Atabek a été reconnu coupable en 2007 d’accusations liées à son rôle dans l’organisation d’une manifestation contre la démolition d’un bidonville, au cours de laquelle un policier avait été tué. Il a toujours clamé son innocence et a même rejeté une grâce au motif qu’elle l’aurait obligé à admettre sa culpabilité. Sa santé s’est rapidement détériorée en prison et les autorités lui ont refusé un traitement adéquat pour divers problèmes de santé chroniques. Atabek s’était souvent plaint d’avoir été torturé et maltraité, et, en 2012, il avait été condamné à deux ans d’isolement pour avoir écrit un article critiquant le président du Kazakhstan de l’époque, le despote Noursoultan Nazarbaïev. Le Parlement européen considérait Atabek comme un prisonnier politique et avait demandé sa libération au début de l’année.

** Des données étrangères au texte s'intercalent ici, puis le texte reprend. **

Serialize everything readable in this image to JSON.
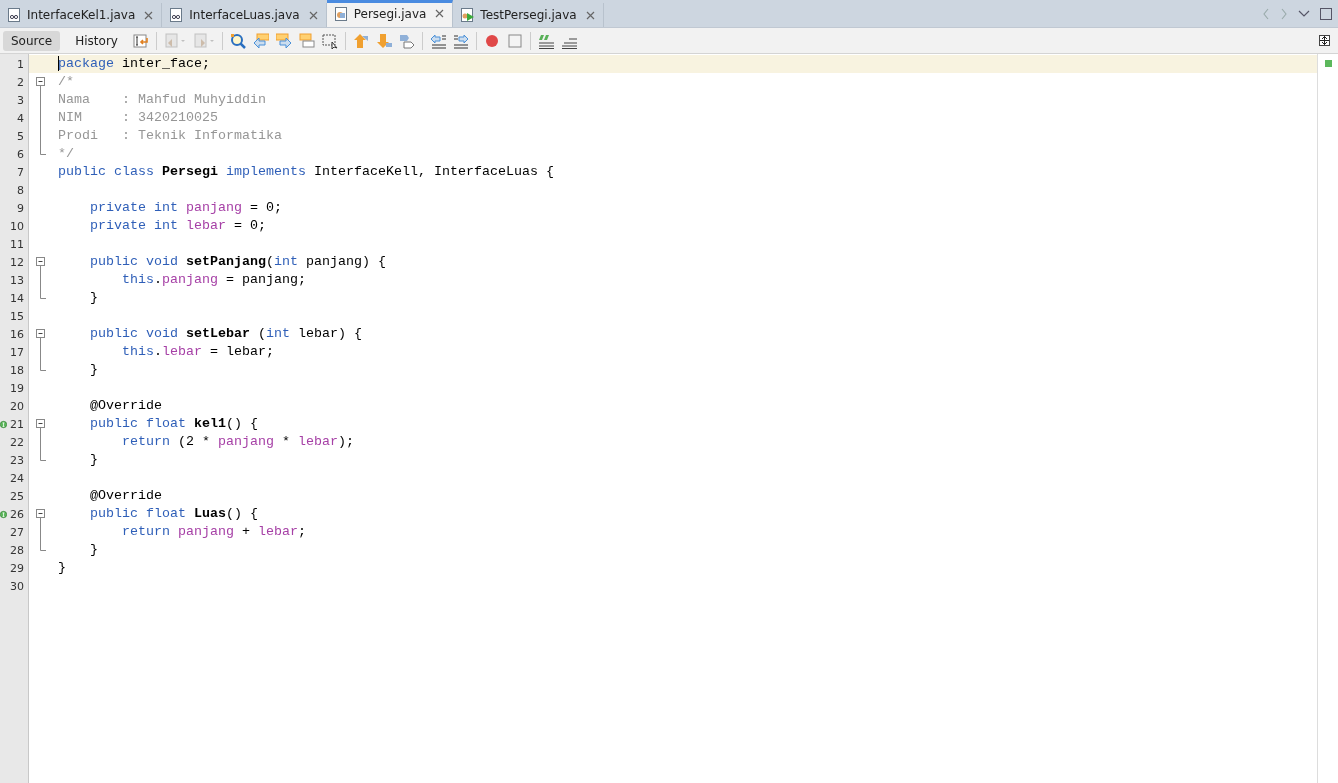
{
  "tabs": [
    {
      "label": "InterfaceKel1.java",
      "kind": "interface",
      "selected": false
    },
    {
      "label": "InterfaceLuas.java",
      "kind": "interface",
      "selected": false
    },
    {
      "label": "Persegi.java",
      "kind": "class",
      "selected": true
    },
    {
      "label": "TestPersegi.java",
      "kind": "test",
      "selected": false
    }
  ],
  "toolbar": {
    "views": [
      {
        "label": "Source",
        "selected": true
      },
      {
        "label": "History",
        "selected": false
      }
    ],
    "tools": [
      {
        "kind": "last-edit",
        "disabled": false
      },
      {
        "kind": "separator"
      },
      {
        "kind": "prev-bookmark",
        "disabled": true
      },
      {
        "kind": "next-bookmark",
        "disabled": true
      },
      {
        "kind": "separator"
      },
      {
        "kind": "find",
        "disabled": false
      },
      {
        "kind": "find-prev",
        "disabled": false
      },
      {
        "kind": "find-next",
        "disabled": false
      },
      {
        "kind": "highlight",
        "disabled": false
      },
      {
        "kind": "rect-select",
        "disabled": false
      },
      {
        "kind": "separator"
      },
      {
        "kind": "move-up",
        "disabled": false
      },
      {
        "kind": "move-down",
        "disabled": false
      },
      {
        "kind": "shape",
        "disabled": false
      },
      {
        "kind": "separator"
      },
      {
        "kind": "shift-left",
        "disabled": false
      },
      {
        "kind": "shift-right",
        "disabled": false
      },
      {
        "kind": "separator"
      },
      {
        "kind": "record",
        "disabled": false
      },
      {
        "kind": "stop",
        "disabled": false
      },
      {
        "kind": "separator"
      },
      {
        "kind": "comment",
        "disabled": false
      },
      {
        "kind": "uncomment",
        "disabled": false
      }
    ]
  },
  "editor": {
    "lines": [
      {
        "number": "1",
        "kind": "plain",
        "current": true,
        "tokens": [
          {
            "kind": "kw",
            "text": "package"
          },
          {
            "kind": "plain",
            "text": " inter_face;"
          }
        ]
      },
      {
        "number": "2",
        "kind": "fold-start",
        "expanded": true,
        "tokens": [
          {
            "kind": "comment",
            "text": "/*"
          }
        ]
      },
      {
        "number": "3",
        "kind": "fold-body",
        "tokens": [
          {
            "kind": "comment",
            "text": "Nama    : Mahfud Muhyiddin"
          }
        ]
      },
      {
        "number": "4",
        "kind": "fold-body",
        "tokens": [
          {
            "kind": "comment",
            "text": "NIM     : 3420210025"
          }
        ]
      },
      {
        "number": "5",
        "kind": "fold-body",
        "tokens": [
          {
            "kind": "comment",
            "text": "Prodi   : Teknik Informatika"
          }
        ]
      },
      {
        "number": "6",
        "kind": "fold-end",
        "tokens": [
          {
            "kind": "comment",
            "text": "*/"
          }
        ]
      },
      {
        "number": "7",
        "kind": "plain",
        "tokens": [
          {
            "kind": "kw",
            "text": "public class "
          },
          {
            "kind": "bold",
            "text": "Persegi "
          },
          {
            "kind": "kw",
            "text": "implements "
          },
          {
            "kind": "plain",
            "text": "InterfaceKell, InterfaceLuas {"
          }
        ]
      },
      {
        "number": "8",
        "kind": "plain"
      },
      {
        "number": "9",
        "kind": "plain",
        "tokens": [
          {
            "kind": "kw",
            "text": "    private int "
          },
          {
            "kind": "field",
            "text": "panjang"
          },
          {
            "kind": "plain",
            "text": " = 0;"
          }
        ]
      },
      {
        "number": "10",
        "kind": "plain",
        "tokens": [
          {
            "kind": "kw",
            "text": "    private int "
          },
          {
            "kind": "field",
            "text": "lebar"
          },
          {
            "kind": "plain",
            "text": " = 0;"
          }
        ]
      },
      {
        "number": "11",
        "kind": "plain"
      },
      {
        "number": "12",
        "kind": "fold-start",
        "expanded": true,
        "tokens": [
          {
            "kind": "kw",
            "text": "    public void "
          },
          {
            "kind": "bold",
            "text": "setPanjang"
          },
          {
            "kind": "plain",
            "text": "("
          },
          {
            "kind": "kw",
            "text": "int "
          },
          {
            "kind": "plain",
            "text": "panjang) {"
          }
        ]
      },
      {
        "number": "13",
        "kind": "fold-body",
        "tokens": [
          {
            "kind": "kw",
            "text": "        this"
          },
          {
            "kind": "plain",
            "text": "."
          },
          {
            "kind": "field",
            "text": "panjang"
          },
          {
            "kind": "plain",
            "text": " = panjang;"
          }
        ]
      },
      {
        "number": "14",
        "kind": "fold-end",
        "tokens": [
          {
            "kind": "plain",
            "text": "    }"
          }
        ]
      },
      {
        "number": "15",
        "kind": "plain"
      },
      {
        "number": "16",
        "kind": "fold-start",
        "expanded": true,
        "tokens": [
          {
            "kind": "kw",
            "text": "    public void "
          },
          {
            "kind": "bold",
            "text": "setLebar"
          },
          {
            "kind": "plain",
            "text": " ("
          },
          {
            "kind": "kw",
            "text": "int "
          },
          {
            "kind": "plain",
            "text": "lebar) {"
          }
        ]
      },
      {
        "number": "17",
        "kind": "fold-body",
        "tokens": [
          {
            "kind": "kw",
            "text": "        this"
          },
          {
            "kind": "plain",
            "text": "."
          },
          {
            "kind": "field",
            "text": "lebar"
          },
          {
            "kind": "plain",
            "text": " = lebar;"
          }
        ]
      },
      {
        "number": "18",
        "kind": "fold-end",
        "tokens": [
          {
            "kind": "plain",
            "text": "    }"
          }
        ]
      },
      {
        "number": "19",
        "kind": "plain"
      },
      {
        "number": "20",
        "kind": "plain",
        "tokens": [
          {
            "kind": "plain",
            "text": "    @Override"
          }
        ]
      },
      {
        "number": "21",
        "kind": "fold-start",
        "expanded": true,
        "implements_mark": true,
        "tokens": [
          {
            "kind": "kw",
            "text": "    public float "
          },
          {
            "kind": "bold",
            "text": "kel1"
          },
          {
            "kind": "plain",
            "text": "() {"
          }
        ]
      },
      {
        "number": "22",
        "kind": "fold-body",
        "tokens": [
          {
            "kind": "kw",
            "text": "        return"
          },
          {
            "kind": "plain",
            "text": " (2 * "
          },
          {
            "kind": "field",
            "text": "panjang"
          },
          {
            "kind": "plain",
            "text": " * "
          },
          {
            "kind": "field",
            "text": "lebar"
          },
          {
            "kind": "plain",
            "text": ");"
          }
        ]
      },
      {
        "number": "23",
        "kind": "fold-end",
        "tokens": [
          {
            "kind": "plain",
            "text": "    }"
          }
        ]
      },
      {
        "number": "24",
        "kind": "plain"
      },
      {
        "number": "25",
        "kind": "plain",
        "tokens": [
          {
            "kind": "plain",
            "text": "    @Override"
          }
        ]
      },
      {
        "number": "26",
        "kind": "fold-start",
        "expanded": true,
        "implements_mark": true,
        "tokens": [
          {
            "kind": "kw",
            "text": "    public float "
          },
          {
            "kind": "bold",
            "text": "Luas"
          },
          {
            "kind": "plain",
            "text": "() {"
          }
        ]
      },
      {
        "number": "27",
        "kind": "fold-body",
        "tokens": [
          {
            "kind": "kw",
            "text": "        return "
          },
          {
            "kind": "field",
            "text": "panjang"
          },
          {
            "kind": "plain",
            "text": " + "
          },
          {
            "kind": "field",
            "text": "lebar"
          },
          {
            "kind": "plain",
            "text": ";"
          }
        ]
      },
      {
        "number": "28",
        "kind": "fold-end",
        "tokens": [
          {
            "kind": "plain",
            "text": "    }"
          }
        ]
      },
      {
        "number": "29",
        "kind": "plain",
        "tokens": [
          {
            "kind": "plain",
            "text": "}"
          }
        ]
      },
      {
        "number": "30",
        "kind": "plain"
      }
    ]
  }
}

[ Traduction : Aidana, la fille du prisonnier politique et poète Aron Atabek, s’exprimant durant un hommage à son père dans le centre d’Almaty, sous la statue d’Abaï Kounanbaïouly, le plus célèbre poète du Kazakhstan. « Pourquoi n’arrêtez-vous pas les voleurs ? » a demandé un homme à un agent de sécurité qui filmait l’événement. ]
De manière inquiétante, c’est désormais un crime de diffuser de « fausses nouvelles » en Grèce. Les journalistes reconnus coupables d’avoir publié ou partagé ce que les autorités prétendent être de fausses nouvelles, « susceptibles de susciter l’inquiétude ou la peur des citoyens ou de saper la confiance dans l’économie nationale, la capacité de défense du pays ou la santé publique », pourraient faire face à cinq ans de prison. La modification de la loi ne définit pas les « fake news » ou les normes qui seront utilisées pour déterminer si une information est une « fake news ».

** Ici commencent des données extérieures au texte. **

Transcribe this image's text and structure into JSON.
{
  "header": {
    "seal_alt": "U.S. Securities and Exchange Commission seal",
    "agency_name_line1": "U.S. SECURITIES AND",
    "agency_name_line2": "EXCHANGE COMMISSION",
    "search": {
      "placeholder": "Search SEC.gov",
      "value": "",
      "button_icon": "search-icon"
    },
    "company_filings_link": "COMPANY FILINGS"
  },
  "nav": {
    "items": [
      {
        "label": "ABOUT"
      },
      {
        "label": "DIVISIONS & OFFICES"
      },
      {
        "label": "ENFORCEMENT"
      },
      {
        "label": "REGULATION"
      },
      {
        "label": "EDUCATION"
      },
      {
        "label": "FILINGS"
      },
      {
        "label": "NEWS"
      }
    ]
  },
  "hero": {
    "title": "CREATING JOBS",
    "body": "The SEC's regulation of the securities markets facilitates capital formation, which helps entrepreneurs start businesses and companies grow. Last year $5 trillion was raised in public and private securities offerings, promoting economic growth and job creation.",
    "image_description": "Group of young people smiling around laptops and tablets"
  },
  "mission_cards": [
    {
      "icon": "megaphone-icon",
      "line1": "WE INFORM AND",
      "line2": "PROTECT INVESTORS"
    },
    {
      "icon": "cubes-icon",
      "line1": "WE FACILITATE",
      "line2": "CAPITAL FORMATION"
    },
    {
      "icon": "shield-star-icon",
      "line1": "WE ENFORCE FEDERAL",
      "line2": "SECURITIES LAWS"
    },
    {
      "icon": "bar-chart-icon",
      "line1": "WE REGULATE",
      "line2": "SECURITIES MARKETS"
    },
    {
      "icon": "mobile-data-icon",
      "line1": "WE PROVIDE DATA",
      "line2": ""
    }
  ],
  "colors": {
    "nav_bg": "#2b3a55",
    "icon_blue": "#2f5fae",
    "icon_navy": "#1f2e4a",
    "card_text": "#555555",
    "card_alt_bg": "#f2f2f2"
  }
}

La crise humanitaire qui se déroule le long de la frontière entre la Biélorussie et la Pologne, où des milliers de migrants et de demandeurs d’asile ont été piégés dans des conditions inhumaines – les gardes-frontières biélorusses les poussant violemment en Pologne et les gardes-frontières polonais les repoussant de force et illégalement – ont fait les gros titres du monde entier ce mois-ci, malgré l’état d’urgence décrété en Pologne, qui limitait les reportages dans cette région. De nombreux journalistes ont été brièvement détenus, harcelés judiciairement et intimidés par des soldats polonais uniquement pour avoir tenté de faire un reportage depuis la zone frontalière. Les membres de l’IFEX ont demandé au gouvernement polonais de lever les restrictions de reportages à la frontière. Cependant, le 30 novembre, le président Andrzej Duda a promulgué une loi qui, de fait, prolonge de nombreuses mesures imposées par l’état d’urgence et limite l’accès des organisations humanitaires et des journalistes à la zone frontalière.

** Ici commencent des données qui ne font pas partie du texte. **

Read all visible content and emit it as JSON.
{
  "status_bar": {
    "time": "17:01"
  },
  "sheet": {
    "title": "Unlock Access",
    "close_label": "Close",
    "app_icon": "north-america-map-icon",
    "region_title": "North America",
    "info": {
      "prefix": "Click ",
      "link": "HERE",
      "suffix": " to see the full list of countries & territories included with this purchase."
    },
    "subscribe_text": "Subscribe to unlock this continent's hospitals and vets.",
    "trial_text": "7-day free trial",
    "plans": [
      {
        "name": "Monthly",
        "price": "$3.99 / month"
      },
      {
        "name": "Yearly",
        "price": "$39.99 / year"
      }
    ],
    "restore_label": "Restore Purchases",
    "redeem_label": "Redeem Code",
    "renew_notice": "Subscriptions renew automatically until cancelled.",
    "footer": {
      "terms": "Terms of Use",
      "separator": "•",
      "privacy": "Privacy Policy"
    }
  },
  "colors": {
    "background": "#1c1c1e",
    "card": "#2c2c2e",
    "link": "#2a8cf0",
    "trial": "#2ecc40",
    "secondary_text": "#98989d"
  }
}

La rapporteuse spéciale de l’ONU sur la liberté d’opinion et d’expression a fait part de ses inquiétudes concernant la saisie des médias par l’Etat en Hongrie lors de sa visite dans ce pays en novembre. Évoquant les prochaines élections législatives de 2022, elle a souligné la nécessité des reportages libres et indépendants et d’un accès équitable aux médias pour tous les candidats et partis. Elle a également appelé le gouvernement hongrois à reconnaître les contributions importantes apportées à la société par les journalistes et les défenseurs des droits humains travaillant sur les droits des migrants, des réfugiés et des personnes LGBTQI+ au lieu d’en faire les cibles de campagnes de haine, de harcèlement ou de stigmatisation.